Easy and delicious homemade sugar cookies. Chill, roll-out and use cookie cutters to stamp out cookies, bake and decorate with frosting and sprinkles.
December has been one busy month! The month was filled with work, school, class parties, Christmas shopping, snow days and another tree falling on our house. Yes… another. This would be the second tree that fell onto the roof of our home in the past 5 years. You’d think with this kind of luck we would hit the lottery! Yeah… no…. not so much.
So I apologize for only 5 posts this month but I have a lot still yet to post… but I’m saving those for next year. I plan to enjoy the remaining days of 2010 with baking, drinking and being merry!
With that said.
Raise your hand if you make sugar cookies for Christmas? Raise your hand if you get 4-5 batches out of your sugar cookies? I have to admit I’m the one who refrigerates the scraps of dough a second time… rolls them out, to make more cookies.
Maybe that’s what most people do. Maybe I’m not the only weirdo?!

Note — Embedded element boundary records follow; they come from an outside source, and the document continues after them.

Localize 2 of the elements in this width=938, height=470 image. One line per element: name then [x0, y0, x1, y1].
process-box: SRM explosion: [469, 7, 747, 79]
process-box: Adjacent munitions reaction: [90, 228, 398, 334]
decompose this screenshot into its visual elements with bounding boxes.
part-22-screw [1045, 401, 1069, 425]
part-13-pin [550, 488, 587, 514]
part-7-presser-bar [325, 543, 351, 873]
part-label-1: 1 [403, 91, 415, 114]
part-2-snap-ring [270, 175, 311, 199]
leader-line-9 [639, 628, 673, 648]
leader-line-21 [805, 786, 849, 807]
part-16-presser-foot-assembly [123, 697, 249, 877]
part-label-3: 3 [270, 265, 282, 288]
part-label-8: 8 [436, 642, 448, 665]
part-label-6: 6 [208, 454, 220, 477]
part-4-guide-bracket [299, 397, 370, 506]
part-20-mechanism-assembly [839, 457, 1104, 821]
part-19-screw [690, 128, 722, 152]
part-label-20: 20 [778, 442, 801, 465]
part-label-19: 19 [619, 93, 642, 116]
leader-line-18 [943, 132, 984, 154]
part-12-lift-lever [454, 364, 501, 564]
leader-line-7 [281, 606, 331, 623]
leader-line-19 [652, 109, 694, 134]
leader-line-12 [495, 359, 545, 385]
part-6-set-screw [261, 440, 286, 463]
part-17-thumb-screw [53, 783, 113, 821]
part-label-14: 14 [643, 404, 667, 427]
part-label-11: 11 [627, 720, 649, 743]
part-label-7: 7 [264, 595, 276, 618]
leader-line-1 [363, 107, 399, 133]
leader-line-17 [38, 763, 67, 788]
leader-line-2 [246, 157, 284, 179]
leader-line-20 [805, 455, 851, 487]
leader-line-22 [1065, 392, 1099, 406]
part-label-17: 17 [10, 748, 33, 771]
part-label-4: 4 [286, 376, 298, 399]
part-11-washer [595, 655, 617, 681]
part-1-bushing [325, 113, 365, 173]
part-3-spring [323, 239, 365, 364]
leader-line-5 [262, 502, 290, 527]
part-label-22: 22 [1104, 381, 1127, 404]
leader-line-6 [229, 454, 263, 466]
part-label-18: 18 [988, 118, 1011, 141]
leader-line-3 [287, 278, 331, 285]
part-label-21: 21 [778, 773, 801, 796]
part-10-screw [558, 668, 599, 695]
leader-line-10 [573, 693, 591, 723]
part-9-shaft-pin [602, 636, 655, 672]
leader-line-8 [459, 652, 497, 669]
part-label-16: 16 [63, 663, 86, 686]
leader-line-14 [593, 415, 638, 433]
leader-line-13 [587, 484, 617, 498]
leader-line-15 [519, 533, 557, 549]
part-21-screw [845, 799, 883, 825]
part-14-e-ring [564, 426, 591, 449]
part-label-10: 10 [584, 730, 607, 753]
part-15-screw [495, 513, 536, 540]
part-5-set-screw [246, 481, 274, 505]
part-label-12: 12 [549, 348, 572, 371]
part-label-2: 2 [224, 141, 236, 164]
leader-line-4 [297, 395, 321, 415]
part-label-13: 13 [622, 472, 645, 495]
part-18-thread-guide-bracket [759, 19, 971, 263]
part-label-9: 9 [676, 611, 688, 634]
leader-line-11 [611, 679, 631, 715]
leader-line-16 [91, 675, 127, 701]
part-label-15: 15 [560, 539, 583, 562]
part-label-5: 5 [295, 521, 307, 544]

I do love my sugar cookies!
One thing is for sure… sugar cookies aren’t just for Christmas. With the right cookie cutters you can make them for any special occasion. It just so happens to be Christmas time and me and my girls are spending the day making and decorating sugar cookies! It is a tradition that we always look forward to doing!
So if a simple cookie recipe is what you’re looking for then this is it! Learn how to make the most perfect sugar cookies… whether it’s Christmas, Halloween, Easter, or for a baby shower this recipe is sure to make a lot of yummy sugar cookies.
..then add the salt to the flour.
Whisk gently until combined. Now don’t go crazy flinging flour everywhere.
When the butter and sugar mixture is light and fluffy, stop the mixer.
Next, add the teaspoon of pure vanilla extract.
And then add in the one egg along with the vanilla.
Mix until just combined.
Then add a little bit of the flour/salt mixture at a time while the mixer is on low. Add more after thoroughly mixed in.
Next, scrape the sides down in between.
Then stop when the dough is crumbly and forms a ball in your mixer.
Next, separate in to two halves.
Then form in to disks and wrap with plastic wrap.
Next, let it chillax in the fridge for an hour before you start to roll it out. I would preheat your oven 10 minutes before rolling out your dough. You don’t want to wait around for your oven to preheat.
Then sprinkle some flour on a large work surface.
Next, unwrap your chilled dough and plop it onto the floured surface.
Then, roll out the dough. I don’t measure my dough thickness. Do you?? In my guesstimation, it looks like a quarter of an inch.
I let my girls punch out the shapes, which is really hard for me since I’m a Virgo and like to do it all myself. I struggled… but survived.
Not only in this photo did I realize my youngest still has small cute chubby hands… but that she’s also giving CPR to the cookie cutter!
But when I saw this photo of my oldest, I paused. Not only was she wearing her Great Gramma Jean’s ring, but it was also the first time I noticed that her hands look exactly like mine.
Next lay them onto your lined baking sheet.
And then bake at 350° for 8-10 minutes! Watch them carefully as the thinner ones will brown early.
We will frost and decorate these with sprinkles and colored sugar… and leave a few out for Santa! I will sneak a couple to sit in bed while watching food network and leave a few crumbs for my husband to roll over on!